SPEAKER_04That's something I struggle with personally. Um not necessarily that I'm somebody to to attack or outburst or or rage um directly at somebody, but just I guess sitting in discomfort I really struggle with, you know, like and and I want to resolve it as quickly as possible, whether that often I guess for me is a is a flight or so just running away from a situation. So um yeah, that's something that through these podcast discussions has come up quite a few times and and is really important is um, yeah, the ability to sit in that discomfort, which um I historically have struggled to do and have not really.

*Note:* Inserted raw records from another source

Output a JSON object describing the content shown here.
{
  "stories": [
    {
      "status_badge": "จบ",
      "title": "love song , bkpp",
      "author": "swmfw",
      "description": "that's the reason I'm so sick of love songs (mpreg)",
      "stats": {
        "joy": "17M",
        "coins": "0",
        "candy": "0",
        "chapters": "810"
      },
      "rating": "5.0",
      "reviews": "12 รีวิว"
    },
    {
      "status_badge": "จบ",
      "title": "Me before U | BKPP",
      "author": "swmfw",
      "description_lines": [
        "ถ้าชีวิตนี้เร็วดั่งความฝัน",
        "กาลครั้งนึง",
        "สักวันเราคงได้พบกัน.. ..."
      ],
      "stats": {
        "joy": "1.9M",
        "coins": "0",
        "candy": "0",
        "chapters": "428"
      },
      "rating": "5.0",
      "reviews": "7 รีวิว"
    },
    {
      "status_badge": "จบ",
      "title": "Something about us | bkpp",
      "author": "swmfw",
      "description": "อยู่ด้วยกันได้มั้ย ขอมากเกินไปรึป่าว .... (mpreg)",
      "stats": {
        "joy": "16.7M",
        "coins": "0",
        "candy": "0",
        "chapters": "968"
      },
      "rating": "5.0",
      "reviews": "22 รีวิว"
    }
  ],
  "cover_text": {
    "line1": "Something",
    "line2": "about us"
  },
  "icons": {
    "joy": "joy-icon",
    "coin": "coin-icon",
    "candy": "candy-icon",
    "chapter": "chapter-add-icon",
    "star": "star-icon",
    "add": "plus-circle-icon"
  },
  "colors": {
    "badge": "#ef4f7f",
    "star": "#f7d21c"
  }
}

SPEAKER_03There are there are like extra layers, you know. Um the extra layers that can be added once you've practiced that a little bit is to see that person who's expressing that toxic opinion through a different lens, like a lens of compassion, just for a moment, it might be really hard, but just to overlay that their ego is desperately trying to own the space that uh whatever it is, and to sort of just I don't know, there are two versions of us, and Eckhart Toll speaks about a friend of mine sent me this great podcast with him. He's got a hilarious voice, but he's got lots of wisdom, and and and not just him, but of course, many, many wisdom traditions through the ages have said, and I I actually love Jung's expression of this: there's a self-one and a self-two. I love just knowing about this. Self-one is our our better angels, if you will. It's our spiritual self, it's the self that is the observer of the eye. You know how when you're doing something, you've got a part of you that is observing you doing that thing, and sometimes you're like, don't do it. Stop, no, don't. Or or it's it's the observer self. And that observer self is this really kind of juicy and amazing self to be aware of because it it has greater capacity, greater capacity to care, greater capacity to love, greater capacity to hold. And then self too is like Barry going, you know, I've got a list of things I need to get at the shops and get the kids to school, and fuck that person for saying that thing on Twitter or whatever. Oh my god, I just read CNN, the headlines for this or that. Oh my god, I just that self too, very busy with the doings and very busy with the racing thoughts that come through and need to be deciphered. And you know, that amazing um kids' film, what's it called? Inside Out?
SPEAKER_04Oh, I haven't seen that yet.
SPEAKER_03No, oh my god, which is like basically there's a there's a feeling station internally that's constantly navigating all of these sort of really big experiences and these racing thoughts. But self-one is that self that you come to in meditation that is a slowed heart rate that has deep breath and that is in alignment with all of life and um kind of knows, like is very wise. I'm like, why can't I just be self-one all the time?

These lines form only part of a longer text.